かれらは見た。その眼前に迫る眩い光球。そして奇怪な翼が羽ばたく。
「っ!」
縁がスチルショットの引き金を引いた。射出されるエネルギー弾の反動にのけぞる身体を、玻璃水が抱えてさらに高空へとさらった。彼は、猛スピードで通り過ぎるジズから他の面々も逃れるのを確認する。
「なんという硬さじゃ!」
風轟が忌々しげに唸った。すれ違いざまに刀で斬りつけたが、光の鎧に弾かれてしまったと毒づく。
『これは……』
レオンハルトも、思案げに呟く。
「……生半可な力では傷さえつけられぬようだな」
その口が、彼自身のものではない言葉を紡いだ。
『……』
「人の子よ、何を躊躇う必要がある?」
その声は苛立っているようでもあり、レオンハルトをからかっているようでもあった。
ジズが、ふいに減速し、空中に静止した。
その翼が、大きく開かれ――
『いかん』
破壊の波動が、解き放たれた。
3
揺れがきた。
須美とPは、てすりにしがみついてその衝撃から身を守った。ぱらぱらと、埃が天井から落ちてくる。
「だ、だいじょうぶだよね、このビル……!」
「祈ってちょうだい」
大丈夫かどうかは、状況と、建物の耐震強度によるだろう。
それ以上揺れないのを確認して、須美は再び階段を駆け上がり始める。
大きな音を立てて、屋上への鉄扉を開け放った。
「盾崎さん!」
「編集長ーーー!」
屋上の端にいた男が、驚いて振り返った。
「なんだおまえたち」
「状況がわかってるなら、私たちの言いたいこともおわかりだと思います」
「はやく避難しましょうよ!」
「……」
困ったように眉尻を下げて、尻ポケットから煙草の箱を取り出した。
盾崎はシャツもネクタイも脱ぎ棄ててしまって、上半身はシャツ一枚だった。それで望遠レンズのついたカメラを三脚に立て、ジズの来る空を狙っていたのだ。
「別に死ぬつもりじゃない。こないだ昴神社で散々説教されたからな。……ただ、まだ時間はあるんだ。蔵木のやつが飛んでったときぁどうなるかと思ったが、無事、応援も間に合ったようだしな」
ジッポの火をひらめかせながら、そう言った。
「対策課から派遣があるのを見越して?」
「当然だろう」
「……」
須美は息をつくと、微笑んで言うのだった。
「わかりました。なら、私も手伝います」
「えええええええ!」
Pが叫んだ。
「……さあ、もたもたしてられないしょう。何からやればいいですか」
盾崎はやれやれといった表情で、カメラから記録用のデータチップを抜き取る。
「ならこれを持って逃げてくれ。もしもの場合、写真だけでも助かるようにな」
それがていのいい厄介払いなのはあきらかだったので、須美は一瞬、眉をひそめたようだが、すぐに頷き返した。そしてチップを受け取ると、駆け出していくのだった。

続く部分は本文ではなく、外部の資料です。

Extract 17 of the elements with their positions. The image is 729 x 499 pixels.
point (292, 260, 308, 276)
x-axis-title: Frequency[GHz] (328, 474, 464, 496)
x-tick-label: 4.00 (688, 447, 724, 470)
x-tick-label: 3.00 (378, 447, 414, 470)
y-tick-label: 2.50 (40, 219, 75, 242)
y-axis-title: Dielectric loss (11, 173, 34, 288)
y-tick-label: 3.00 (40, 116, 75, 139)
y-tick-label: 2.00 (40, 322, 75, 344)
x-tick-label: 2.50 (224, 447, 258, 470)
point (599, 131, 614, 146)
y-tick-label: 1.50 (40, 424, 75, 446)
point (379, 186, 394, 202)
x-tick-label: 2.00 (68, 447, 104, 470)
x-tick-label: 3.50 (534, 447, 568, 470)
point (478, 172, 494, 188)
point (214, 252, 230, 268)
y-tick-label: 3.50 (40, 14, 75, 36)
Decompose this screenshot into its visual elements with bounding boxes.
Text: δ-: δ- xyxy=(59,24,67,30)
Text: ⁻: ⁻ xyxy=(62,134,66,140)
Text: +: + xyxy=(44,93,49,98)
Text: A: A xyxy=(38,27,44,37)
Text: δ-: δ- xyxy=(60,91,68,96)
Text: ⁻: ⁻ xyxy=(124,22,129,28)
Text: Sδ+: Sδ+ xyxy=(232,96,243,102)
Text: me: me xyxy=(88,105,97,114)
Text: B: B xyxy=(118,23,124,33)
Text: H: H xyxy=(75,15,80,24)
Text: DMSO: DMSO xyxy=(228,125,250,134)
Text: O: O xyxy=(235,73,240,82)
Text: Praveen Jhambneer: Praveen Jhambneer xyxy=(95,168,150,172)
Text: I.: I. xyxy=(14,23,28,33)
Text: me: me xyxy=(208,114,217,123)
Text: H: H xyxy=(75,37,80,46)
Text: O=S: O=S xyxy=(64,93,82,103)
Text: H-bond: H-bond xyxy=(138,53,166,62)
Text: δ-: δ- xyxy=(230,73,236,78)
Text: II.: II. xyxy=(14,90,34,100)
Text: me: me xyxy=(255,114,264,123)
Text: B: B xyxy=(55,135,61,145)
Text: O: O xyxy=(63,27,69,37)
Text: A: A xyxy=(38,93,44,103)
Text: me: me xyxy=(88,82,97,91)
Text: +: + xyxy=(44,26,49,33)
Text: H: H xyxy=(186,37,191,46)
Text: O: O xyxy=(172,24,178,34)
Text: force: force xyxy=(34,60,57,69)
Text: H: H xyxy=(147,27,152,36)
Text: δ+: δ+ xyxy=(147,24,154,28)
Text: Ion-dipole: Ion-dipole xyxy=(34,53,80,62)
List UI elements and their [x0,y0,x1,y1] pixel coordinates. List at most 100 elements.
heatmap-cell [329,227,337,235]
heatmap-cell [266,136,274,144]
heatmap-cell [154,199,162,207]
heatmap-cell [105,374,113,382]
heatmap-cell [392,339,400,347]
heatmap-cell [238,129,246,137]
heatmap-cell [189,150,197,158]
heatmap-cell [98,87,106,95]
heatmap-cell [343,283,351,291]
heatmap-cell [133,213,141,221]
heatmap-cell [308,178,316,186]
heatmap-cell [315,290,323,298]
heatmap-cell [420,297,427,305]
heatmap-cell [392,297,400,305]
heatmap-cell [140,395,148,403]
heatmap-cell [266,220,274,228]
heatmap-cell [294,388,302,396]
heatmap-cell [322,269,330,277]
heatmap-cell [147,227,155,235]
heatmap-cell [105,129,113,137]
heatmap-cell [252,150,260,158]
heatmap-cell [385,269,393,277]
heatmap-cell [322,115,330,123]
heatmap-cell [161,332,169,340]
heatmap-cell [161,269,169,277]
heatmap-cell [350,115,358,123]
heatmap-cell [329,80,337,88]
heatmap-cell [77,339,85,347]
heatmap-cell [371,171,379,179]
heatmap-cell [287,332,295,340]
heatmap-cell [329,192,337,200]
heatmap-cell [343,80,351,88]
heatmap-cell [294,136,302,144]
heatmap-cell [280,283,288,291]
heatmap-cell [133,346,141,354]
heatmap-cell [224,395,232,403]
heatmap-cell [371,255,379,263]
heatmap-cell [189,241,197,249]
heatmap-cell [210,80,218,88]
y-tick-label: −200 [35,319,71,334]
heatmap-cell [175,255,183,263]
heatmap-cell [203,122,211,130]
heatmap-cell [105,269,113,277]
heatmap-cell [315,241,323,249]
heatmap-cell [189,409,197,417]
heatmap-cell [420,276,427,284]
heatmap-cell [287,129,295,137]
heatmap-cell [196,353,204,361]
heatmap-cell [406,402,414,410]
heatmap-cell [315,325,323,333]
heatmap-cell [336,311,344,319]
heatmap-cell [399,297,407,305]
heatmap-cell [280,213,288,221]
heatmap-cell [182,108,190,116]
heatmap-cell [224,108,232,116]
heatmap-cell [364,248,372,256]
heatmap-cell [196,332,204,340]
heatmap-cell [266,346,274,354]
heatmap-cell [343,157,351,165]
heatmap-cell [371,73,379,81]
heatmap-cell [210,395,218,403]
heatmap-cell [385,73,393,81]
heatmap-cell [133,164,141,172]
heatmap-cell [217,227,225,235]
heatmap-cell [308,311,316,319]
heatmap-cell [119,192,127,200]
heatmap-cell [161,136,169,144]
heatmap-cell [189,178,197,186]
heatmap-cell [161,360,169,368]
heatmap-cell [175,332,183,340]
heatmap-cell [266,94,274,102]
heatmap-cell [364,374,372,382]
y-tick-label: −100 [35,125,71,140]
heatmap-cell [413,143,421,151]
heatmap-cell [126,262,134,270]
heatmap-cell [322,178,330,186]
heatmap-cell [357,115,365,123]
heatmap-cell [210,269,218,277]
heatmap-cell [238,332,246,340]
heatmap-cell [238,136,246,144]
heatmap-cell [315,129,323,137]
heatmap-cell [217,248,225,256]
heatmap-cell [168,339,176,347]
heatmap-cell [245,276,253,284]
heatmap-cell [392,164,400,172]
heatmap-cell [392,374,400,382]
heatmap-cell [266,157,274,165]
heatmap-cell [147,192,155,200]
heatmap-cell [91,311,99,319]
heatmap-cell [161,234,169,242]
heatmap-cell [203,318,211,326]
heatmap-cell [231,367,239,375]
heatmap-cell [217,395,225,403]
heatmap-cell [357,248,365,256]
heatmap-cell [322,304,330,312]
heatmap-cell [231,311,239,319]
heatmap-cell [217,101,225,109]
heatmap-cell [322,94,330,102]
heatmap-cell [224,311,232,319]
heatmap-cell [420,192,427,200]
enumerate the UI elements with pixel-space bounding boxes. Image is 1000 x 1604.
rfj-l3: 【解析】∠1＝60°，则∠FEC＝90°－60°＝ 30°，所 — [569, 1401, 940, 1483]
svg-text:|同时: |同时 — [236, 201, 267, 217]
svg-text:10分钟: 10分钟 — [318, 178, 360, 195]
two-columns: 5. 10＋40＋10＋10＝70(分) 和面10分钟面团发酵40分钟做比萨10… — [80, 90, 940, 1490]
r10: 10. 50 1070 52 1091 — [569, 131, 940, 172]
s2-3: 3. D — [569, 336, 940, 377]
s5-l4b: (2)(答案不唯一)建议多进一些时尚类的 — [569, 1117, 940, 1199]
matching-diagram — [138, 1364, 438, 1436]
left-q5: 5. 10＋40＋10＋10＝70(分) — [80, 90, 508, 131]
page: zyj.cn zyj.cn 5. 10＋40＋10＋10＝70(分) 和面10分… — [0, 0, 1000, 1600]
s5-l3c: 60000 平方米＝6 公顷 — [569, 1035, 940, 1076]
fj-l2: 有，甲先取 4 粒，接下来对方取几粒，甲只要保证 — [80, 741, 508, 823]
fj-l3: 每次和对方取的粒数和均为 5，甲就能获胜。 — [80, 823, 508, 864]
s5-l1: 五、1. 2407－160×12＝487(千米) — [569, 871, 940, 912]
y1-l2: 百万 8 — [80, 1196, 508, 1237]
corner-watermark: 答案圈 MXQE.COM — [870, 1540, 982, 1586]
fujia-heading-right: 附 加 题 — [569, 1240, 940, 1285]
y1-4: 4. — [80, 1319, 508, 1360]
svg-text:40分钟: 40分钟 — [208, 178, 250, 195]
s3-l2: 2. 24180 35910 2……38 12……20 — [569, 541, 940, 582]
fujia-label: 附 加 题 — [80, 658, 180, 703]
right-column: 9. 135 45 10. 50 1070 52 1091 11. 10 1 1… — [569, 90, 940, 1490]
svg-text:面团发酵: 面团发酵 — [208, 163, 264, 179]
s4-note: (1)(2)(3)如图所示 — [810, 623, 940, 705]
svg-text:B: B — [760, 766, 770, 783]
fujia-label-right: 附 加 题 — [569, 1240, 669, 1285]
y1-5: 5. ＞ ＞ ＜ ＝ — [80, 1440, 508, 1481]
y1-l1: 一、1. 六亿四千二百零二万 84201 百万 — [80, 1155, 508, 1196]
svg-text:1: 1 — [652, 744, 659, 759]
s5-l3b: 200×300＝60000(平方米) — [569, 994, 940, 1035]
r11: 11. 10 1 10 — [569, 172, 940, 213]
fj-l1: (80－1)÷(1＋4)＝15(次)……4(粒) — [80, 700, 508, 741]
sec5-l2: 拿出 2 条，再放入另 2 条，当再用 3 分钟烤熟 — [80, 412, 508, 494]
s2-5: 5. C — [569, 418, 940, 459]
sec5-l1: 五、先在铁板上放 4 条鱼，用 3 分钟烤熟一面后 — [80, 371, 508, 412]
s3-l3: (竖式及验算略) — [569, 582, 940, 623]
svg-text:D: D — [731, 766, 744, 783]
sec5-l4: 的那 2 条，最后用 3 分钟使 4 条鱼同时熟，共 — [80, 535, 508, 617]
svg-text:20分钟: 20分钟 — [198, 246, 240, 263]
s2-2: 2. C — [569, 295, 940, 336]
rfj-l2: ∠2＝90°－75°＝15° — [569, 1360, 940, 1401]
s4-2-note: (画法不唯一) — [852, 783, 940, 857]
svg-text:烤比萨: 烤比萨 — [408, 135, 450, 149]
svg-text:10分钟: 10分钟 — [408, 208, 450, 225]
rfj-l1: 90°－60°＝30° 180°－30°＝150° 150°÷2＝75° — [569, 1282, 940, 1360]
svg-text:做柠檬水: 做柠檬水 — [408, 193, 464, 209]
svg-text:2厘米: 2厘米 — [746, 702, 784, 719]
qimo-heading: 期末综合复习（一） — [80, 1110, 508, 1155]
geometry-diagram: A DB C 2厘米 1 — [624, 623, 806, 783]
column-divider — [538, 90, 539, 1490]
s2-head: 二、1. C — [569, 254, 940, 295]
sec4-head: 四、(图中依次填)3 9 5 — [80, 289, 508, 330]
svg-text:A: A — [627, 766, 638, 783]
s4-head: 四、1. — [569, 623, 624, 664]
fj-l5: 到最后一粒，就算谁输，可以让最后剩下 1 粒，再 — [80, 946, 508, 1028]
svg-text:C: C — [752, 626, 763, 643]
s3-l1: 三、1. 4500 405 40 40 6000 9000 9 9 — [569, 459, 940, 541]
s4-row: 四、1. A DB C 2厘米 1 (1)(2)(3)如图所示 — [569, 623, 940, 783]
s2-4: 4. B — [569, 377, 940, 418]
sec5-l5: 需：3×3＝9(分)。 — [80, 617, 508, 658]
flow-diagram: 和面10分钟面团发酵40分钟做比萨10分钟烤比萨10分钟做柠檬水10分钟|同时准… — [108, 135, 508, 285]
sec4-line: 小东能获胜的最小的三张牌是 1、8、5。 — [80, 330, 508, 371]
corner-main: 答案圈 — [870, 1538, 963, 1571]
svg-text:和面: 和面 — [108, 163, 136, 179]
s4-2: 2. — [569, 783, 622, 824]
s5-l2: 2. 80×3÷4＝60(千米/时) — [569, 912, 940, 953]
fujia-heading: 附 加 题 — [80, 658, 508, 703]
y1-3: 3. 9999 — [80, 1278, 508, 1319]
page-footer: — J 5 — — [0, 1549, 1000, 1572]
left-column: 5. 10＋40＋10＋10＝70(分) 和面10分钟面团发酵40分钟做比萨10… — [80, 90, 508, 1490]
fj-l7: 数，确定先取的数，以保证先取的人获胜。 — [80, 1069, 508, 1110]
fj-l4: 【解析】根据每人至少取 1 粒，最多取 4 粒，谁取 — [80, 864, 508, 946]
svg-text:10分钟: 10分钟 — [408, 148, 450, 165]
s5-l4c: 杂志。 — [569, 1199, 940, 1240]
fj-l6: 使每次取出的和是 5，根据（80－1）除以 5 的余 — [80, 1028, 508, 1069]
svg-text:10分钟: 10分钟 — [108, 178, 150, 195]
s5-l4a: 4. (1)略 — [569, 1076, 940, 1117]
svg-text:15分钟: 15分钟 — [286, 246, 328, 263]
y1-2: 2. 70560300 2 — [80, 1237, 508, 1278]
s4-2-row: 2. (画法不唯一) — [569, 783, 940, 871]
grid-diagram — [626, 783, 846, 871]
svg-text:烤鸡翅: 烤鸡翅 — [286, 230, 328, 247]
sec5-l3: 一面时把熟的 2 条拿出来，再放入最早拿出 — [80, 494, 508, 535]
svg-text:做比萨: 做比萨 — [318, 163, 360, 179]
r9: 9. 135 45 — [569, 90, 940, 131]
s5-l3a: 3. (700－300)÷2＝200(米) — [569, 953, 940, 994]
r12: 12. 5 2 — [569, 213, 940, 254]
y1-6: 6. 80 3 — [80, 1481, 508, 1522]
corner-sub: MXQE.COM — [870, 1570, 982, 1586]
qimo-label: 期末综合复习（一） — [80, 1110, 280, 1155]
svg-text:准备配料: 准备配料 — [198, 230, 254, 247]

Pは彼女を追うかどうか迷ったようだったが、やがて意を決したように、その場にとどまった。
「逃げなくていいのか」
ファインダーを覗きながら、盾崎が訊いた。
「僕には、僕のやるべきことがありますから」
『無事か! そちらの状況は!』
「えっ? ああ、レオンハルトさん……?」
七瀬は、心に直接響く声に顔をあげた。
「私は平気です。でも今、なにか地震みたいなのが……ああ、ガラスが割れた建物もあるみたい」
物陰から顔を出し、プロダクションタウンの様子を見回す。
『保護の結界を張り巡らせてはいるのだが……完全とはいかないようだな』
声に表情があるのなら、それはレオンハルトにしては珍しいほど、残念そうだった。
当人は――今その肉体を御するものが別人であるがゆえに、酷薄な笑みで周囲を見下ろすばかりだ。
だが彼のゴールデングローブが、鈍い音を立てている。作動しているのだ。
「ふん」
風轟もそれに気づいて、鼻を鳴らした。だがそんなものに怖気づくはずもない。それは他の面々も同じだった。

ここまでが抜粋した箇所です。